It is an irrefutable tenet of sales that a client is central to the process of selling. In order to understand whether we could and should work with clients, we need to invest considerable time in understanding our clients, who they are, why they exist, what they do and how they do it. This discovery is the key to selling successfully in terms of adding tangible value to our clients.
So, if it is undeniable that our client is central to our world it becomes difficult to argue that our client’s client is central to their world and so this continues up and down the sales chain.
As mentioned above, we often focus on why our clients exist, what they do and how they do it, yet it becomes a natural, but often neglected part of the sales discovery process to understand who they serve. The who behind why they exist.
Often in sales, we can be working with and selling to the people who aren’t charged with the sales side our of customers business. Often this can be procurement teams or finance teams or similar, often inwardly facing, parts of our clients business. As a result, we always focus on how what we’re selling them helps them improve their business – but how often do we consider how what we’re selling helps them improve their clients position?
Like we exist to improve our clients position, they exist to improve the position of theirs. To be effective in delivering real value to your clients, you need to understand how they deliver value to their clients. You need to understand their clients. You need to understand the challenges your clients face in delivering value to their clients.
Even the seemingly simple and usually difficult conversation/negotiation around price often isn’t that simple for your client. Yes, we often fall in to the trap of believing the client just wishes to ‘ratchet the price down’ – but how often do we explore the real reason? For example – would we be aware that our client is suffering considerable competition in their market yet also suffering labour and other value chain price rises. They can’t adjust the price to their customers given the strong competition and, as such, are sitting in front of you in an attempt hold their price to their clients to protect their competitive position. Yes, we should, but do we?
Understanding your clients’ client and how your client goes about improving their position is a crucial element to long term successful sales.
Often when presenting in sales, we talk about and to the benefits our product or service means to our client. This may be represented in efficiency; such as time saving. But if you know your clients business well enough, you can actually translate this in to client service improvement. Increase in numbers of clients onboarded/serviced. Time to answer or turnaround reduced. Suddenly the ‘efficiency’ not just becomes meaningful to your client, it becomes meaningful to their client.
To use the example of pricing above; instead of talking in terms of ‘cost savings’, you can translate this in terms of held gross/net margin or the possibility of improved pricing to their client to accentuate competitiveness.
Translating our benefits in this manner helps alter the tone of the sales conversation. It focuses the conversation not on what the client is buying but how it improves their relationship with their client. Understanding who our clients sell to and how they improve their position are two crucial questions successful sales people want to know the answer to. This not only helps us sell meaningful value to our clients, it helps us refer and introduce people in our network who can support our clients’ quest to improve their clients position.
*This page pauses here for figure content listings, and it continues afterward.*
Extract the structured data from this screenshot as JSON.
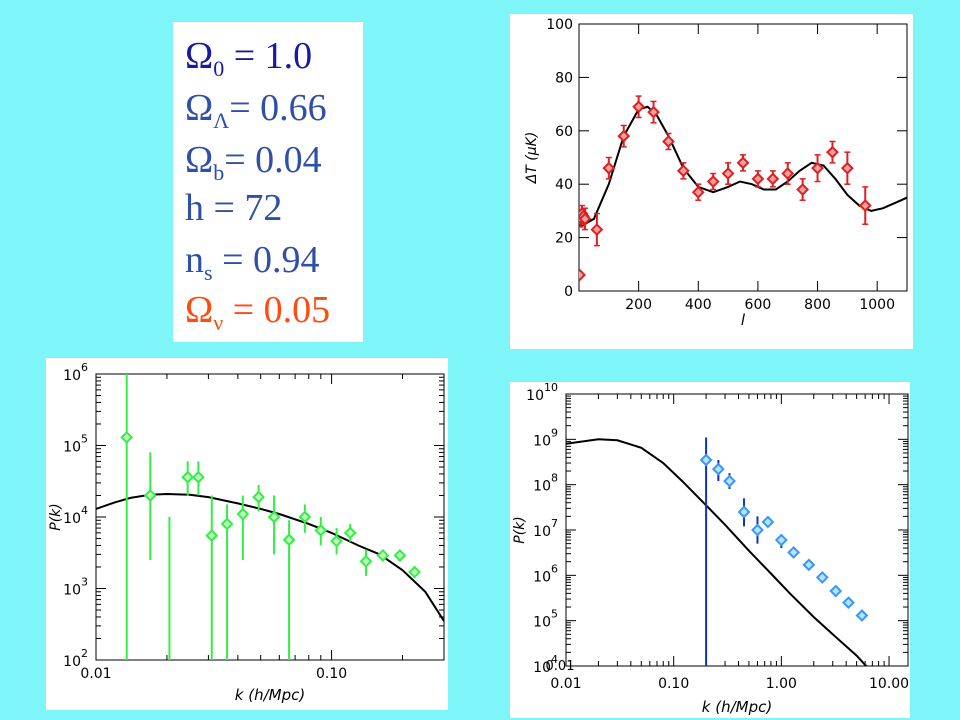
{
  "params": [
    {
      "sym": "Ω",
      "sub": "0",
      "text": " = 1.0",
      "color": "#1a1a9e"
    },
    {
      "sym": "Ω",
      "sub": "Λ",
      "text": "= 0.66",
      "color": "#2f4fa8"
    },
    {
      "sym": "Ω",
      "sub": "b",
      "text": "= 0.04",
      "color": "#2f4fa8"
    },
    {
      "sym": "",
      "sub": "",
      "text": "h = 72",
      "color": "#2f4fa8"
    },
    {
      "sym": "n",
      "sub": "s",
      "text": " = 0.94",
      "color": "#2f4fa8"
    },
    {
      "sym": "Ω",
      "sub": "ν",
      "text": " = 0.05",
      "color": "#ff4a10"
    }
  ],
  "chart_data": [
    {
      "type": "scatter",
      "xlabel": "l",
      "ylabel": "ΔT (μK)",
      "xlim": [
        0,
        1100
      ],
      "ylim": [
        0,
        100
      ],
      "xticks": [
        200,
        400,
        600,
        800,
        1000
      ],
      "xtick_labels": [
        "200",
        "400",
        "600",
        "800",
        "1000"
      ],
      "yticks": [
        0,
        20,
        40,
        60,
        80,
        100
      ],
      "ytick_labels": [
        "0",
        "20",
        "40",
        "60",
        "80",
        "100"
      ],
      "color": "#dd2020",
      "points": [
        [
          2,
          6,
          0
        ],
        [
          5,
          27,
          3
        ],
        [
          10,
          29,
          3
        ],
        [
          15,
          28,
          3
        ],
        [
          20,
          27,
          4
        ],
        [
          60,
          23,
          6
        ],
        [
          100,
          46,
          4
        ],
        [
          150,
          58,
          4
        ],
        [
          200,
          69,
          4
        ],
        [
          250,
          67,
          4
        ],
        [
          300,
          56,
          3
        ],
        [
          350,
          45,
          3
        ],
        [
          400,
          37,
          3
        ],
        [
          450,
          41,
          3
        ],
        [
          500,
          44,
          4
        ],
        [
          550,
          48,
          3
        ],
        [
          600,
          42,
          3
        ],
        [
          650,
          42,
          3
        ],
        [
          700,
          44,
          4
        ],
        [
          750,
          38,
          4
        ],
        [
          800,
          46,
          5
        ],
        [
          850,
          52,
          4
        ],
        [
          900,
          46,
          6
        ],
        [
          960,
          32,
          7
        ]
      ],
      "theory": [
        [
          2,
          24
        ],
        [
          50,
          27
        ],
        [
          100,
          40
        ],
        [
          150,
          58
        ],
        [
          200,
          68
        ],
        [
          230,
          69
        ],
        [
          260,
          66
        ],
        [
          300,
          58
        ],
        [
          350,
          46
        ],
        [
          400,
          39
        ],
        [
          450,
          37
        ],
        [
          500,
          39
        ],
        [
          540,
          41
        ],
        [
          580,
          40
        ],
        [
          620,
          38
        ],
        [
          660,
          38
        ],
        [
          700,
          41
        ],
        [
          740,
          45
        ],
        [
          780,
          48
        ],
        [
          820,
          47
        ],
        [
          860,
          42
        ],
        [
          900,
          36
        ],
        [
          940,
          32
        ],
        [
          980,
          30
        ],
        [
          1020,
          31
        ],
        [
          1060,
          33
        ],
        [
          1100,
          35
        ]
      ]
    },
    {
      "type": "scatter",
      "xlabel": "k   (h/Mpc)",
      "ylabel": "P(k)",
      "xscale": "log",
      "yscale": "log",
      "xlim": [
        0.01,
        0.3
      ],
      "ylim": [
        100,
        1000000
      ],
      "xticks": [
        0.01,
        0.1
      ],
      "xtick_labels": [
        "0.01",
        "0.10"
      ],
      "yticks": [
        100,
        1000,
        10000,
        100000,
        1000000
      ],
      "ytick_labels": [
        [
          "10",
          "2"
        ],
        [
          "10",
          "3"
        ],
        [
          "10",
          "4"
        ],
        [
          "10",
          "5"
        ],
        [
          "10",
          "6"
        ]
      ],
      "color": "#33ee44",
      "points": [
        [
          0.0135,
          130000,
          100,
          1000000
        ],
        [
          0.017,
          20000,
          2500,
          80000
        ],
        [
          0.0245,
          36000,
          20000,
          60000
        ],
        [
          0.0272,
          36000,
          20000,
          60000
        ],
        [
          0.031,
          5500,
          100,
          20000
        ],
        [
          0.036,
          8000,
          100,
          15000
        ],
        [
          0.042,
          11000,
          2500,
          20000
        ],
        [
          0.049,
          19000,
          12000,
          28000
        ],
        [
          0.057,
          10000,
          3000,
          20000
        ],
        [
          0.066,
          4800,
          100,
          9000
        ],
        [
          0.077,
          10000,
          6000,
          15000
        ],
        [
          0.09,
          6500,
          4000,
          10000
        ],
        [
          0.105,
          4600,
          3000,
          7000
        ],
        [
          0.12,
          6000,
          4500,
          8000
        ],
        [
          0.14,
          2400,
          1500,
          3500
        ],
        [
          0.165,
          2900,
          2400,
          3500
        ],
        [
          0.195,
          2900,
          2400,
          3400
        ],
        [
          0.225,
          1700,
          1400,
          2000
        ]
      ],
      "extra_segments": [
        [
          0.0205,
          100,
          10000
        ]
      ],
      "theory": [
        [
          0.01,
          13000
        ],
        [
          0.012,
          16000
        ],
        [
          0.014,
          18500
        ],
        [
          0.017,
          20500
        ],
        [
          0.02,
          21000
        ],
        [
          0.025,
          20500
        ],
        [
          0.03,
          19000
        ],
        [
          0.04,
          15500
        ],
        [
          0.05,
          13000
        ],
        [
          0.06,
          11000
        ],
        [
          0.08,
          8000
        ],
        [
          0.1,
          6000
        ],
        [
          0.13,
          4000
        ],
        [
          0.16,
          3000
        ],
        [
          0.2,
          1800
        ],
        [
          0.25,
          900
        ],
        [
          0.3,
          350
        ]
      ]
    },
    {
      "type": "scatter",
      "xlabel": "k   (h/Mpc)",
      "ylabel": "P(k)",
      "xscale": "log",
      "yscale": "log",
      "xlim": [
        0.01,
        15
      ],
      "ylim": [
        10000,
        10000000000
      ],
      "xticks": [
        0.01,
        0.1,
        1,
        10
      ],
      "xtick_labels": [
        "0.01",
        "0.10",
        "1.00",
        "10.00"
      ],
      "yticks": [
        10000,
        100000,
        1000000,
        10000000,
        100000000,
        1000000000,
        10000000000
      ],
      "ytick_labels": [
        [
          "10",
          "4"
        ],
        [
          "10",
          "5"
        ],
        [
          "10",
          "6"
        ],
        [
          "10",
          "7"
        ],
        [
          "10",
          "8"
        ],
        [
          "10",
          "9"
        ],
        [
          "10",
          "10"
        ]
      ],
      "overlay_label": "0.01",
      "color": "#3399ff",
      "errcolor": "#1133bb",
      "points": [
        [
          0.2,
          350000000,
          5000,
          1100000000
        ],
        [
          0.26,
          220000000,
          120000000,
          350000000
        ],
        [
          0.33,
          120000000,
          80000000,
          180000000
        ],
        [
          0.45,
          25000000,
          12000000,
          50000000
        ],
        [
          0.6,
          10000000,
          5000000,
          20000000
        ],
        [
          0.75,
          15000000,
          12000000,
          18000000
        ],
        [
          1.0,
          6000000,
          4000000,
          8000000
        ],
        [
          1.3,
          3200000,
          2500000,
          4000000
        ],
        [
          1.8,
          1700000,
          1400000,
          2000000
        ],
        [
          2.4,
          900000,
          750000,
          1100000
        ],
        [
          3.2,
          450000,
          380000,
          550000
        ],
        [
          4.2,
          250000,
          210000,
          300000
        ],
        [
          5.6,
          130000,
          110000,
          155000
        ]
      ],
      "theory": [
        [
          0.01,
          800000000
        ],
        [
          0.02,
          1000000000
        ],
        [
          0.03,
          950000000
        ],
        [
          0.05,
          650000000
        ],
        [
          0.08,
          300000000
        ],
        [
          0.12,
          120000000
        ],
        [
          0.2,
          35000000
        ],
        [
          0.3,
          13000000
        ],
        [
          0.5,
          3500000
        ],
        [
          0.8,
          1100000
        ],
        [
          1.2,
          400000
        ],
        [
          2,
          120000
        ],
        [
          3,
          50000
        ],
        [
          5,
          17000
        ],
        [
          8,
          5000
        ]
      ]
    }
  ]
}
It positions us as an adviser, not supplier, to our clients.
We are trained to focus so heavily on our clients, we can become myopically focused on them. We can have cursory conversations about their clients (mainly ‘who are they’), but can neglect to comprehensively understand how our clients improve the position of their clients in our quest to simply improve our clients position. It sounds similar, but the outcomes are drastically different. Most clients will make decisions based on how the outcome improves their ability to serve their clients. Failing to understand this results in selling with only half the information.
Even if at the outset of the sales process, you ask your client ‘How does/can what I can offer you improve how you can work with your clients?‘, you’d be surprised with the answers.
Next time you are working with your clients and prospects to assess how you can help improve their position, ensure you take the time to understand their clients and how they improve their position. When you do this properly your value to them, becomes their value to their client.